La Vuelta opens with an individual time trial of 8 kilometres. The track in Burgos features some false flat uphill sections before stage 2 is played out on a pan-flat route.
The 3rd stage offers the first uphill finish. The Picón Blanco is 7.8 kilometres long and the average gradient sits at 9.3%, while the steepest ramp – at 15% – appears just before the finish line.
Stage 4 travels to Molina de Aragón, which is – at an elevation of 1,065 metres – one of the coldest places in Spain. Last January, the temperature dropped to -25.2º Celsius, but since La Vuelta visits in August the riders should be okay
In stage 5 it is back to the fast men, after which stage 6 finishes at a punchy climb with ramps up to 21% in the last metres. Tadej Pogacar climbed to triumph on this hill in last year’s Tot of Valencia.

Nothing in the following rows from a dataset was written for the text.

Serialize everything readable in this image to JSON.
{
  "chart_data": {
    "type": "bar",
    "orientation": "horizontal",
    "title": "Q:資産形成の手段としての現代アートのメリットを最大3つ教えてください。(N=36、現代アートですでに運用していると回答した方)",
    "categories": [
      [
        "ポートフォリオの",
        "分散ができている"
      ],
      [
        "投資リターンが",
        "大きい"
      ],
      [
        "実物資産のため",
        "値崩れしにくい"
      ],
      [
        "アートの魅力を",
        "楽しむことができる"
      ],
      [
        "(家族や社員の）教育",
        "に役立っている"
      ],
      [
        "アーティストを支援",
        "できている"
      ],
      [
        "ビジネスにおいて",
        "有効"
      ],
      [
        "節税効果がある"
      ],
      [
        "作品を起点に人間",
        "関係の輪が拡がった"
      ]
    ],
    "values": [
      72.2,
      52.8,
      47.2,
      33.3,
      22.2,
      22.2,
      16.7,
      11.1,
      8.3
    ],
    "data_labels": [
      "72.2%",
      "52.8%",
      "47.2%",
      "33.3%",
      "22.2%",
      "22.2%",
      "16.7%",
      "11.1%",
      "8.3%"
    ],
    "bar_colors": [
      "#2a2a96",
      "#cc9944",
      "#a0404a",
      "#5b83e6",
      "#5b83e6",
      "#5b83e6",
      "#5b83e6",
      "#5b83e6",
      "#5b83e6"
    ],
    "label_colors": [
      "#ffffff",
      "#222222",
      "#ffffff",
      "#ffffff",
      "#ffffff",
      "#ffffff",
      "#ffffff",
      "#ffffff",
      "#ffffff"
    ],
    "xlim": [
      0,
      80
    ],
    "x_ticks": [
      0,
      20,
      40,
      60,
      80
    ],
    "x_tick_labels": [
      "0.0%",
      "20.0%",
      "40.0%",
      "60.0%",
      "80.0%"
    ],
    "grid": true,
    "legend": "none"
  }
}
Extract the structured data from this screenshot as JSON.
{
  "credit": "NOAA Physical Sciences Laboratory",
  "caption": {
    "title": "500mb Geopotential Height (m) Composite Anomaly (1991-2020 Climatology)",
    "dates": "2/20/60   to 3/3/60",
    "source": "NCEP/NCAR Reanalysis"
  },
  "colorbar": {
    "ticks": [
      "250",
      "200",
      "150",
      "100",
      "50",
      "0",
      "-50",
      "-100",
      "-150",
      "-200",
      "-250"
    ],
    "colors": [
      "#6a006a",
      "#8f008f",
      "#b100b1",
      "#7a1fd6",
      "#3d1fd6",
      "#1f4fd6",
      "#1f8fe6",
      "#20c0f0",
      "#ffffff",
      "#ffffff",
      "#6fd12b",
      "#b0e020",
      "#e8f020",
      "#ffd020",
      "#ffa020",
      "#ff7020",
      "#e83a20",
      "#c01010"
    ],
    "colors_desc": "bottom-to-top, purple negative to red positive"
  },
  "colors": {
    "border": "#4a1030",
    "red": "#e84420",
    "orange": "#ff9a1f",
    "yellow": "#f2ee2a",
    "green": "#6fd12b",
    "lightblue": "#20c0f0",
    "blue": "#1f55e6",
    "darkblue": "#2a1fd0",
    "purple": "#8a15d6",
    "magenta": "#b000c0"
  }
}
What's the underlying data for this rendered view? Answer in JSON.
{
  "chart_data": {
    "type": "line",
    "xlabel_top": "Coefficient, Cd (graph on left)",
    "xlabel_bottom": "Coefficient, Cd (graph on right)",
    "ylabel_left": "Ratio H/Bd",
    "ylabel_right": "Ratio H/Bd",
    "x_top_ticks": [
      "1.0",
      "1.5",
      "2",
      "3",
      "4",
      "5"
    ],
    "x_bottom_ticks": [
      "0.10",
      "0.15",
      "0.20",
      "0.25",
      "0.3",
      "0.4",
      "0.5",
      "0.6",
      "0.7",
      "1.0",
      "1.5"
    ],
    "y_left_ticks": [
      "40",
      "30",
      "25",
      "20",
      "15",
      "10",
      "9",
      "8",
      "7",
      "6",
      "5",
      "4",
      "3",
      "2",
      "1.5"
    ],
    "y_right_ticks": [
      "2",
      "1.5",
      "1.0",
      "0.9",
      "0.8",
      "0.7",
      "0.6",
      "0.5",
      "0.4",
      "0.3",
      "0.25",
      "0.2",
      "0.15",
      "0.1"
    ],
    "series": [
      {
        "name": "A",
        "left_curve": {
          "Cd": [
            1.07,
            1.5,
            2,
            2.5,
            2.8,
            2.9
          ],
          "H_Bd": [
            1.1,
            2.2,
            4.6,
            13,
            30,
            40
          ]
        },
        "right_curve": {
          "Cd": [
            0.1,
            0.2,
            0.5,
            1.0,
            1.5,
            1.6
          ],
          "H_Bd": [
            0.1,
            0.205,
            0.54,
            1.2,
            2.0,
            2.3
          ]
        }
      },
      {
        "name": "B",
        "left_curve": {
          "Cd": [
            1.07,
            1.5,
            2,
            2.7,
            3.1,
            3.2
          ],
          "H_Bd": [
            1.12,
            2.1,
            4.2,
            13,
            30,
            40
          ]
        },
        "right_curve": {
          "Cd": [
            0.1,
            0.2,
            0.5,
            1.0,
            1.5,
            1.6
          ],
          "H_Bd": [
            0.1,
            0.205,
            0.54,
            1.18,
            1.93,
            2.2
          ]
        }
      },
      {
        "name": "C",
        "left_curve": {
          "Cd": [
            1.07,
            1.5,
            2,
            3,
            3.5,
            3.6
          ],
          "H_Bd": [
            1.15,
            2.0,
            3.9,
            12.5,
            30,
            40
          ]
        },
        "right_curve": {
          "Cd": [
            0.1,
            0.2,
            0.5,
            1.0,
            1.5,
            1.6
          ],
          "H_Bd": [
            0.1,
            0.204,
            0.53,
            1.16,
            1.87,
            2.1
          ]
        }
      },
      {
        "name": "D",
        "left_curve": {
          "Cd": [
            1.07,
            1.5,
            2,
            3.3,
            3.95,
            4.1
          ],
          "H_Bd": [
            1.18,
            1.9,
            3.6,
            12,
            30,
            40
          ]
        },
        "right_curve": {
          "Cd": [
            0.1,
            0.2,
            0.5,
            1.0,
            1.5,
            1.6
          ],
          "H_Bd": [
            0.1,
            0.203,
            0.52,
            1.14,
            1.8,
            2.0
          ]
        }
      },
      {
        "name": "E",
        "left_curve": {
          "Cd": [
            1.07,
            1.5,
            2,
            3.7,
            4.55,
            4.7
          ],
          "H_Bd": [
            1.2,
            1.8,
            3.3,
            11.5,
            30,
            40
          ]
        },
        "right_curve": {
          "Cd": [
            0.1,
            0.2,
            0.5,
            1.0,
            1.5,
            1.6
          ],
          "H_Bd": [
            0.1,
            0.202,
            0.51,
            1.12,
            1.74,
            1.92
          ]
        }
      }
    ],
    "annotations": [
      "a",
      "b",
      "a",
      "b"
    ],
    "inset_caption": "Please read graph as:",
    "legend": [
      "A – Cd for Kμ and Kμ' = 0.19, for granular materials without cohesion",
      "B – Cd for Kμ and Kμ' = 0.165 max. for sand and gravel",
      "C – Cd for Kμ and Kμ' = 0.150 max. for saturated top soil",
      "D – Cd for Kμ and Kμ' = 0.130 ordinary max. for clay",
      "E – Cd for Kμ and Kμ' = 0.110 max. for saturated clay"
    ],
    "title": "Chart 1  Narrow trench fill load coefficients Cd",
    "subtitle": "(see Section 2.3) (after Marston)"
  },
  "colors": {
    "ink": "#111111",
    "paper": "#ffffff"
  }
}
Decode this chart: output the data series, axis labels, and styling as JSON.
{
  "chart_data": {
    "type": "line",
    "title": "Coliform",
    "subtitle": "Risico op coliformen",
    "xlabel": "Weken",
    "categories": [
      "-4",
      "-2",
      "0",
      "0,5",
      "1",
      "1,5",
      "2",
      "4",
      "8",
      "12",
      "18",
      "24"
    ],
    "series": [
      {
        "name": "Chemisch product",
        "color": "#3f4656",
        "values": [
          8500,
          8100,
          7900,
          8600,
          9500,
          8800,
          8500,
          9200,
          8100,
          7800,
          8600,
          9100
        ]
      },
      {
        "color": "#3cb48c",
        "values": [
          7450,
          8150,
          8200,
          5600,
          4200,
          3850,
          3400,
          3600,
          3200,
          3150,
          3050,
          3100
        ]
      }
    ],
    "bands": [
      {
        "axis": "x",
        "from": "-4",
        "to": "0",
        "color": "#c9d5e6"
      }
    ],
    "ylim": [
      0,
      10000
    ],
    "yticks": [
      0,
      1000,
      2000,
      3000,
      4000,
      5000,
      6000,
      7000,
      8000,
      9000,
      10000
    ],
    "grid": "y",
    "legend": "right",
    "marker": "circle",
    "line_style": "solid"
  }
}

The route on the seventh day of action favours attackers before stage 8 should see another fast finishers showdown in La Manga del Mar Menor.
The second Sunday of La Vuelta serves a summit finish at the Alto de Velefique, an ascent of 13.2 kilometres with an average gradient of 7.3%
The second week opens with a race along the southern coast Spain. The undulating course is pepped with a 5 kilometres climb at 9% roughly 16 kilometres before the finish.
The 11th stage runs on lumy terrain to a punchy finish in Valdepeñas de Jáen, while stage 12 features two climb in the last 45 kilometres, making it (another) opportunity for attackers. Sprinters will eye their chances in stage 13.
Which is out of the question in stage 14. The riders traverse hilly terrain to tackle the Pico de Villuercas in the remote region of Extremadura. The final ascent is 16.5 kilometres long and the average gradient sits at 6.3%.
The last stage before the second rest day tackles four intermediate climbs before a downhill finish in El Barraco.
Stage 16 finishes in Santa Cruz de Bezana in northern Spain, close to Santander, in a race for the sprinters.
Fireworks are to be expected in the 17th stage with a finale on the wildly irregular ascent to the Lagos de Covadonga, which was last included in 2018 (Thibaut Pinot victory). The ascent is 12.2 kilometres long and averages 7.2%.
On paper, stage 18 is even harder. Taking in an elevation gain of more than 5,000 betres, the race travels from Salas to the Alto de Gamoniteiro. The last 15.9 kilometres climb at 9.1% to the line.
Following a hilly opening, stage 19 traverses the undulating roads to Monforte de Lemos before stage 20 goes from Sanxenxo to Mos, the Galician town where Óscar Pereiro – Tour de France winner in 2006 after Floyd Landis’ disqualification – was born. Yet, the race does not finish in the town itself, but at the 8 kilometres long Alto Castro de Herville.
The final stage of the 2021 Vuelta a España 2021 is an individual time trial. The undulating route is 33.7 kilometres before a finish in Santiago de Compestela.